サイエンスSARUが制作を務めるオリジナルTVアニメ「ユーレイデコ」が7月から放送中だ。“近未来ソーシャルネットワーク・アドベンチャー”を謳う同作の舞台は、「らぶ」と呼ばれる評価係数が生活に必要不可欠になった情報都市・トムソーヤ島。現実とバーチャルが重なり合うこの島で起こった、“0現象”という「らぶ」消失事件に巻き込まれた少女・ベリィは、天才ハッカーで“ユーレイ”のハックが所属するユーレイ探偵団に参加し、トムソーヤ島に隠されたある真実を探っていく。
ナタリーでは、同作の放送を記念した特集記事を音楽、コミックの2ジャンルで連載中。第3回では、「ユーレイデコ」で劇伴・テーマソングを手がけるミト(クラムボン)と、「ユーレイデコ」と同じくサイエンスSARU制作の「平家物語」をはじめ、アニメ劇伴を数多く手がける牛尾憲輔の対談をお届けする。ともにアーティストとして活躍しつつ、今のアニメ界にはかかせない存在となっている2人は、アニソンDJユニットを組むなど古くからの仲。自身の作家性、互いの印象、作品への向き合い方といった話題から、Netflix独占配信アニメなど変わりつつある環境と仕事についても語り合った。
取材・文 / 前田久撮影 / 星野耕作
「うっわ、これどうすんだろ?」って気持ちになるのはすごく好き
──おふたりの立ち位置が今のアニメ音楽をとりまく状況の中でユニークなのは、もともとアーティストとして知られた存在であり、ヘビーなアニメ・アニソンファンでもあって、そこから劇伴の仕事を始められたところですよね。おふたりでアニソンDJとして活躍されていたこともあって。
牛尾憲輔 ミトさん、最近もアニメって観てます?
ミト 量は全然減ったけど、相変わらず観てはいるかなあ。
牛尾 僕は長いこと、アニメが観られなくなっちゃってるんですよね。劇伴の仕事を始めてから、ほかの作品の音楽に影響を受けるのが怖くて。
ミト 昔はあんなに観ていたのに。
牛尾 そうなんです……。だからそれも含めて、僕は昔といろいろな面が変わってしまっている気がするんです。元の質問とはちょっとズレるけど、ミトさんの中の割合は、今、どれくらいの比率なんですか? クラムボン、アイドルや他アーティストへの楽曲提供、劇伴の仕事の割合は、なん対なん対なに?

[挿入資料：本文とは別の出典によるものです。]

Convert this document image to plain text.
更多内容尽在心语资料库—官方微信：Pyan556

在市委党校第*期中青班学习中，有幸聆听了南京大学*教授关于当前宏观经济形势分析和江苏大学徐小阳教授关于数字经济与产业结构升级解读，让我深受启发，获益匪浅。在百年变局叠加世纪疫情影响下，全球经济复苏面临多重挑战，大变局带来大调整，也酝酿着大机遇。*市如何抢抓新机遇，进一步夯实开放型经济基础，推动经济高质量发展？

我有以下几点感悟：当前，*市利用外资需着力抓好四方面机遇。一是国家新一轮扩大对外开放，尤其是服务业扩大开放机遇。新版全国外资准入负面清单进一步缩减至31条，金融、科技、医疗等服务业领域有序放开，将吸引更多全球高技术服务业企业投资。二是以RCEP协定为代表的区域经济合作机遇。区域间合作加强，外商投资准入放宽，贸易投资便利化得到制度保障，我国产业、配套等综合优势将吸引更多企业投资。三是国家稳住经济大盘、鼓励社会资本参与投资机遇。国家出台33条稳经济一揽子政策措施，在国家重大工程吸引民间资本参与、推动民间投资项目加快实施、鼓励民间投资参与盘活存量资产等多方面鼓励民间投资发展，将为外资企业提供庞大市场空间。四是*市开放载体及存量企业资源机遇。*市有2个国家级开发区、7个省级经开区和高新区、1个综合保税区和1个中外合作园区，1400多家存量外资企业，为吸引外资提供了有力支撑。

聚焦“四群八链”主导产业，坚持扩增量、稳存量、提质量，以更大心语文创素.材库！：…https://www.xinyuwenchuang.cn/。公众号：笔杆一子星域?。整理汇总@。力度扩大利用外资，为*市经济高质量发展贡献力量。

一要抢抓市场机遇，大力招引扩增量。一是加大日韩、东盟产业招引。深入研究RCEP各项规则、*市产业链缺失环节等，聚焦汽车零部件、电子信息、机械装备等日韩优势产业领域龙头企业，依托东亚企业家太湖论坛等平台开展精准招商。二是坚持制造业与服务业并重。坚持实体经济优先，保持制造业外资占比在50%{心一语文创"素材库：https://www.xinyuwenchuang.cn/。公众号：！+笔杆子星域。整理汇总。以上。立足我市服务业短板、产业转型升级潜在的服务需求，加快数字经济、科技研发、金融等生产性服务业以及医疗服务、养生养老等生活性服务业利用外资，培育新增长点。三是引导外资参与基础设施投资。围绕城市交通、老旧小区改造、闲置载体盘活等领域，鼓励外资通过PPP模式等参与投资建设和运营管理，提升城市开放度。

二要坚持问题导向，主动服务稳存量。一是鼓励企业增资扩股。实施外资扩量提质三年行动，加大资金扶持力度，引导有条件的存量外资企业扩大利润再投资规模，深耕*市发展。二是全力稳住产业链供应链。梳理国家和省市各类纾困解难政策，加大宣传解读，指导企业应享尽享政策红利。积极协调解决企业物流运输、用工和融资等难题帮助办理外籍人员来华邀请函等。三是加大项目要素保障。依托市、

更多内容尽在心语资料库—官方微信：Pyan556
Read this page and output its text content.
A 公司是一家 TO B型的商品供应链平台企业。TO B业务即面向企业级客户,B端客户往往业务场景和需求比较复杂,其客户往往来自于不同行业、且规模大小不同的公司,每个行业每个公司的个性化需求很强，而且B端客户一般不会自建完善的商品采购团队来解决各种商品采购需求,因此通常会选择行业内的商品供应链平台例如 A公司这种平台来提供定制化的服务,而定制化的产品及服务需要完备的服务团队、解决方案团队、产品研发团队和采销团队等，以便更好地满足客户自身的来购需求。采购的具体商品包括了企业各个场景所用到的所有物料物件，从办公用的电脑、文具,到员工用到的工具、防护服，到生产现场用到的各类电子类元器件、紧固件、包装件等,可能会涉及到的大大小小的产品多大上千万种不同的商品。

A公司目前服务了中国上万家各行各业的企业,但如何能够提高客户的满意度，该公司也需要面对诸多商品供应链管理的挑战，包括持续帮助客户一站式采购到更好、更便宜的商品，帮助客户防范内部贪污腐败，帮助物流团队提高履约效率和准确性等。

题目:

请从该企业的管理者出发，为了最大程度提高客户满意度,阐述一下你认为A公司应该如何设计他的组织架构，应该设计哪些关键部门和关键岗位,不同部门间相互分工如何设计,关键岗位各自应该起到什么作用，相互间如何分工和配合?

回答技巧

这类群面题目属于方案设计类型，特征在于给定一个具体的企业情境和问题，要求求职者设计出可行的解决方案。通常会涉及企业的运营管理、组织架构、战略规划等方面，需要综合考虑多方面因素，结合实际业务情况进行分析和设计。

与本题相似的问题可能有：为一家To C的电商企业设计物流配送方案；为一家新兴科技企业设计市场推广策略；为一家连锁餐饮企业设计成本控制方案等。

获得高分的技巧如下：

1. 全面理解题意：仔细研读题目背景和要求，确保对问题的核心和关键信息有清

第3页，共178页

ミト うーん、タイミングによるかなあ……。キャラソンばっかり書いているときもあるし、ZOC(現在はMETAMUSEに改名)だとかへのプロデュース仕事に集中しているときもある。クラムボンはそれらの仕事の合間を縫ってやってる感じ(笑)。誤解されたくないのが、これって別にネガティブな意味合いじゃなくて、ほかの仕事をしているとこぼれちゃうモチーフがいっぱい出てくるんですよ。それを発表できる場は、クラムボンしかない。私にとってのクラムボンは、今はそういう存在になってるの。だからそう、これも質問の答えとしてはちょっとズレた回答になってしまうけど、「割合」じゃないのかもなあ。そうした活動の中で、自分の中で作業のチャンネルを変えてるイメージはないから。
牛尾 なるほど。
ミト 言い換えると、クラシックっぽいアレンジに落とし込めるモチーフもあれば、打ち込みに落とし込めるモチーフもあって、そういうのは劇伴なら作品のテーマ曲にできる。でも、そうじゃないものができてしまうときもあって、そんなときクラムボンだったら鍵盤とベースとドラムと原田(郁子)さんの歌で完成させればいいだけの話。私の中ではそういう考えで音楽を作っているんだけど、牛尾くんは違うの?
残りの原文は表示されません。